Türkiye Cumhuriyeti Başbakanı’na böyle bir tavır ve teşebbüs hiçbir şekilde yakışmaz. Türk Milletinin büyük çoğunluğunun hatta Batılı ülkelerdeki halkların dahi meşru ve haklı görmediği bir Suriye müdahalesine böyle büyük bir gayretle, müdahil ve taraf olmamız, dünyada da ülkemizde de hiçbir şekilde hoş karşılanmaz.

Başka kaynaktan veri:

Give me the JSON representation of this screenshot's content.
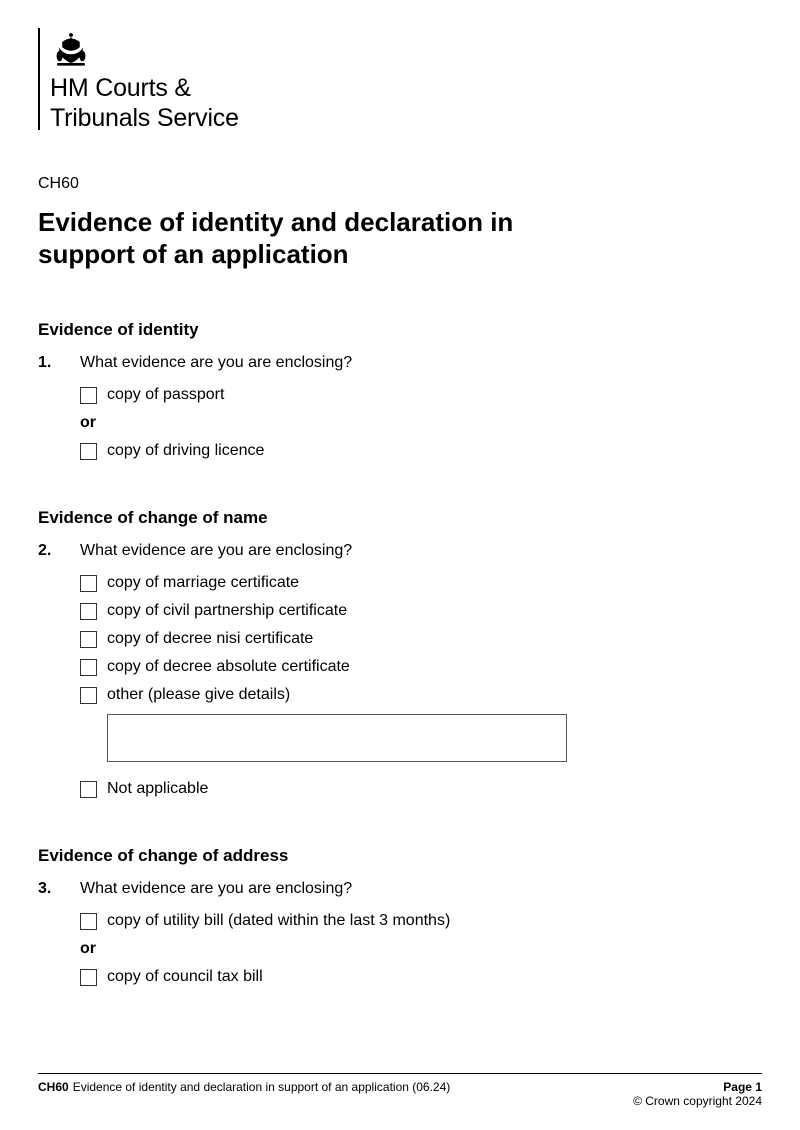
{
  "header": {
    "org_line1": "HM Courts &",
    "org_line2": "Tribunals Service",
    "form_code": "CH60",
    "title": "Evidence of identity and declaration in support of an application"
  },
  "sections": {
    "identity": {
      "heading": "Evidence of identity",
      "num": "1.",
      "question": "What evidence are you are enclosing?",
      "opt_passport": "copy of passport",
      "or": "or",
      "opt_driving": "copy of driving licence"
    },
    "name_change": {
      "heading": "Evidence of change of name",
      "num": "2.",
      "question": "What evidence are you are enclosing?",
      "opt_marriage": "copy of marriage certificate",
      "opt_civil": "copy of civil partnership certificate",
      "opt_nisi": "copy of decree nisi certificate",
      "opt_absolute": "copy of decree absolute certificate",
      "opt_other": "other (please give details)",
      "opt_na": "Not applicable"
    },
    "address_change": {
      "heading": "Evidence of change of address",
      "num": "3.",
      "question": "What evidence are you are enclosing?",
      "opt_utility": "copy of utility bill (dated within the last 3 months)",
      "or": "or",
      "opt_council": "copy of council tax bill"
    }
  },
  "footer": {
    "code": "CH60",
    "desc": "Evidence of identity and declaration in support of an application (06.24)",
    "page": "Page 1",
    "copyright": "© Crown copyright 2024"
  }
}
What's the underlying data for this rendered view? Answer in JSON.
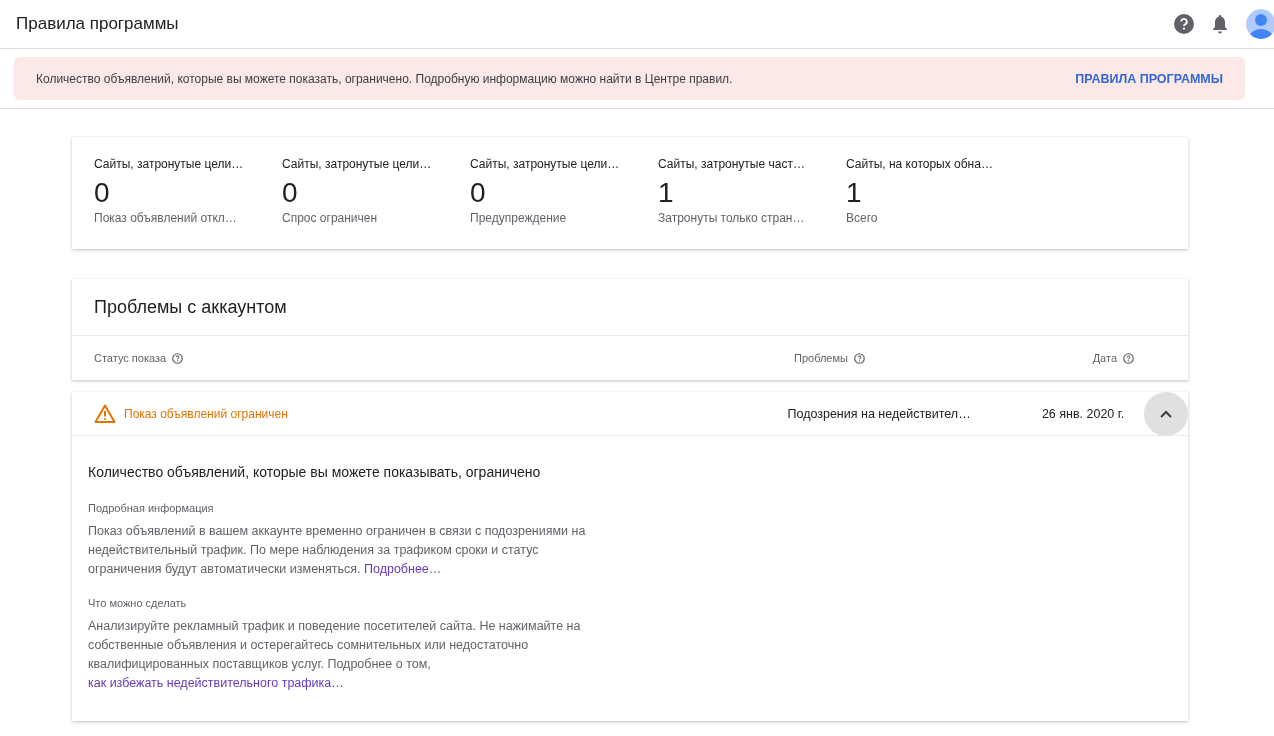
{
  "header": {
    "title": "Правила программы"
  },
  "banner": {
    "text": "Количество объявлений, которые вы можете показать, ограничено. Подробную информацию можно найти в Центре правил.",
    "action": "ПРАВИЛА ПРОГРАММЫ"
  },
  "stats": [
    {
      "title": "Сайты, затронутые цели…",
      "value": "0",
      "caption": "Показ объявлений откл…"
    },
    {
      "title": "Сайты, затронутые цели…",
      "value": "0",
      "caption": "Спрос ограничен"
    },
    {
      "title": "Сайты, затронутые цели…",
      "value": "0",
      "caption": "Предупреждение"
    },
    {
      "title": "Сайты, затронутые част…",
      "value": "1",
      "caption": "Затронуты только стран…"
    },
    {
      "title": "Сайты, на которых обна…",
      "value": "1",
      "caption": "Всего"
    }
  ],
  "issues": {
    "title": "Проблемы с аккаунтом",
    "columns": [
      "Статус показа",
      "Проблемы",
      "Дата"
    ],
    "rows": [
      {
        "kind": "warning",
        "status": "Показ объявлений ограничен",
        "problem": "Подозрения на недействител…",
        "date": "26 янв. 2020 г.",
        "expanded": true,
        "details": {
          "heading": "Количество объявлений, которые вы можете показывать, ограничено",
          "sections": [
            {
              "label": "Подробная информация",
              "text": "Показ объявлений в вашем аккаунте временно ограничен в связи с подозрениями на недействительный трафик. По мере наблюдения за трафиком сроки и статус ограничения будут автоматически изменяться.",
              "link": "Подробнее…"
            },
            {
              "label": "Что можно сделать",
              "text": "Анализируйте рекламный трафик и поведение посетителей сайта. Не нажимайте на собственные объявления и остерегайтесь сомнительных или недостаточно квалифицированных поставщиков услуг. Подробнее о том,",
              "link": "как избежать недействительного трафика…"
            }
          ]
        }
      }
    ]
  }
}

Esasında, T. Erdoğan, AKP iktidarının köşeye sıkıştığını görüyor. Toplumsal olaylar, demokratik protestolar giderek artıyor.

Ekonomide art arda tehlikeli veriler açıklanıyor, riskler çoğalıyor. Dünyada değersizleşen politikalarıyla ülkemiz dış politikada yalnızlaşıyor.

Ancak, bu açmazlardan, ABD’nin yanında tetikçilik ve kışkırtıcılık rolleriyle, ülkemizi kendine ait olmayan bir savaşa sürüklemek suretiyle çıkmak mümkün değildir. ABD bile müdahaleye ayak sürerken, bu telaş bu gayret bu savaş kışkırtıcılığı üslubuna haklı bir anlam yüklenemez.

T. Erdoğan “Ülkemize saldıranlar olduğu zaman yurtta sulh, cihanda sulh diyemezsiniz” buyurmuş. El hak, doğru demiş.

Ülkemize milletimize saldıranları, tehdit edenleri mi arıyorsun? Uzağı bırak, Esad’ı bırak, eli kanlı bölücü PKK’lıların yaptıklarına bak!

Türkiye’de gündemi değiştirmek ve ABD’ye yaranmak amacıyla eli kanlı vahşi yobaz El Kaide ve El Nusra tarafında Suriye’nin iç savaşına karışmak maceradan öte siyaseten intihar olur. Bunun da vebali çok büyük olur.